Pain is a gift. Humanity, without pain, would know neither fear nor pity. Without fear, there could be no humility, and every man would be a monster. The recognition of pain and fear in others gives rise in us to pity, and in our pity is our humanity, our redemption.

In the redhead’s eyes, pure terror. In her face, the wretched recognition of her fate.

He had not been able to save her. But if the freak had played the game according to his rules, she had not been tortured.

As Billy’s attention shifted from her face to the room behind her, he recognized his bedroom. She had been held captive in Billy’s house. She had been killed there.

Chapter 55

Sitting on the edge of the tub in Lanny’s bathroom, holding the photo of the redhead, Billy worked out the chronology of the murder. The psychopath had called—when?—perhaps around twelve-thirty in the afternoon, earlier this same day, after the sergeants had left and after Cottle had been wrapped for disposal. For Billy, he had played the recording that offered two choices: the redhead tortured to death; the redhead murdered with a single shot or thrust.

Even at that time, the killer already held her captive. Almost surely he let her listen to the tape as he played it over the phone.

At one o’clock, Billy had left for Napa. Thereafter, the killer brought the woman into the house, took this snapshot, and killed her cleanly. When the freak found Ralph Cottle wrapped in the tarp and stowed behind the sofa, his spirit of fun had been engaged. He swapped them, the young woman for the stewbum.

Billy had unknowingly dropped the redhead down the lava pipe, thereby denying her family the little solace that might come from having a body to bury.

This switch of cadavers felt like Zillis: this adolescent humor, the casualness with which he could sometimes deliver a mean joke. Steve had not gone to work until six o’clock. He would have been free to play.

But now the creep was at the tavern. He could not have propped Cottle on the sofa and fired the nail gun.

Billy glanced at his wristwatch.
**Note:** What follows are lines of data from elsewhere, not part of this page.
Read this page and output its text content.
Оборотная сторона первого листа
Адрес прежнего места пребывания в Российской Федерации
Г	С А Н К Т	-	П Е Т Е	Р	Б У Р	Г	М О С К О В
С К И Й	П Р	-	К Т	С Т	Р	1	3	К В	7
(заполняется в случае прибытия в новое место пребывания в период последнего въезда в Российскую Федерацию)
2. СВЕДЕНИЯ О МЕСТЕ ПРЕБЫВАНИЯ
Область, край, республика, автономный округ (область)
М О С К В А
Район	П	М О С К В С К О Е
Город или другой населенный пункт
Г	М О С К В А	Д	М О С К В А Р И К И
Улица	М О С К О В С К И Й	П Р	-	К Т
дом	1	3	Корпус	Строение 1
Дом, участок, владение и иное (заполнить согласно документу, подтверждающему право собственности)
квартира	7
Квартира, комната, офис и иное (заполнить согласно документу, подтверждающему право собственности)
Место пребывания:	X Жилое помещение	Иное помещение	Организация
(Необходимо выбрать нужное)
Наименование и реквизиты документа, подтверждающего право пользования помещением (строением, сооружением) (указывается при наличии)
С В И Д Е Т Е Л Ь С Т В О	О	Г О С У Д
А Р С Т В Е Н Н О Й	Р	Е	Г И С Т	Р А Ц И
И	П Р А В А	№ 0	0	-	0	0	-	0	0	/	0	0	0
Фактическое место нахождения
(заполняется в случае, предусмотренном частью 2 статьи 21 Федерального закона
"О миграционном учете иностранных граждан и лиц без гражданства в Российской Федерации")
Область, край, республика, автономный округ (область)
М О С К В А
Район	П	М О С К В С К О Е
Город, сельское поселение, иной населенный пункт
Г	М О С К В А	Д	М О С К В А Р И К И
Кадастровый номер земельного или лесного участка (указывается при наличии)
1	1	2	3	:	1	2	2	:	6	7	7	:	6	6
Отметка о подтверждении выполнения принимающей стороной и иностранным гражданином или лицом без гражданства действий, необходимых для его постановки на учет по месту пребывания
Eleven-forty-one.

He made himself look at the redhead again because he thought he was going to bundle the photo with other evidence and drop it down the volcanic vent. He wanted to remember her, felt obliged to fix her face in memory forever.

When the freak had played the recorded message over the phone, if this woman had been there, bound and gagged and listening, perhaps she had also heard Billy’s reply: Waste the bitch.

Those words had spared her torture, but now they tortured Billy. He could not throw away her photo. Keeping the snapshot was not a prudent act; it was dangerous. Yet he folded it, being careful not to crease her face, and tucked it in his wallet.

Warily, he went out to the Explorer. He thought he would know if the freak was still nearby, watching. The night felt safe, and clean. He put the punctured latex glove in the trash bag, and pulled on a fresh one. He unplugged his cell phone and took it with him.

In the house again, he went through all the rooms from top to bottom, gathering all evidence into a plastic garbage bag, including the photo of Giselle Winslow (which he would not keep), the cartoon hands, the nail…

Finished, he put the bag by the back door.

He got a clean glass. From the jug on the table, he poured a few ounces of warm Coke.

With exercise, the ache in his hand had grown worse. He took one tablet of Cipro, one of Vicodin.

He decided to eradicate all evidence of his friend’s drinking binge. The house should offer nothing unusual for the police to contemplate. When Lanny went missing long enough, they would come here to knock, to look through the windows. They would come inside. If they saw that he’d been pouring down rum, they might infer depression and the possibility of suicide.

The sooner they leaped to dire conclusions, the sooner they would search the farther reaches of the property. The longer that the trampled brush had to recover, the less likely they would ever focus on the securely covered lava pipe.

When all was neat and when the garbage bag of evidence was tied shut, when only Ralph Cottle remained to be attended, Billy used his cell phone to call the back bar number at the tavern.

Jackie O’Hara answered. “Tavern.”

“How’re the pigs with human brains?” Billy asked.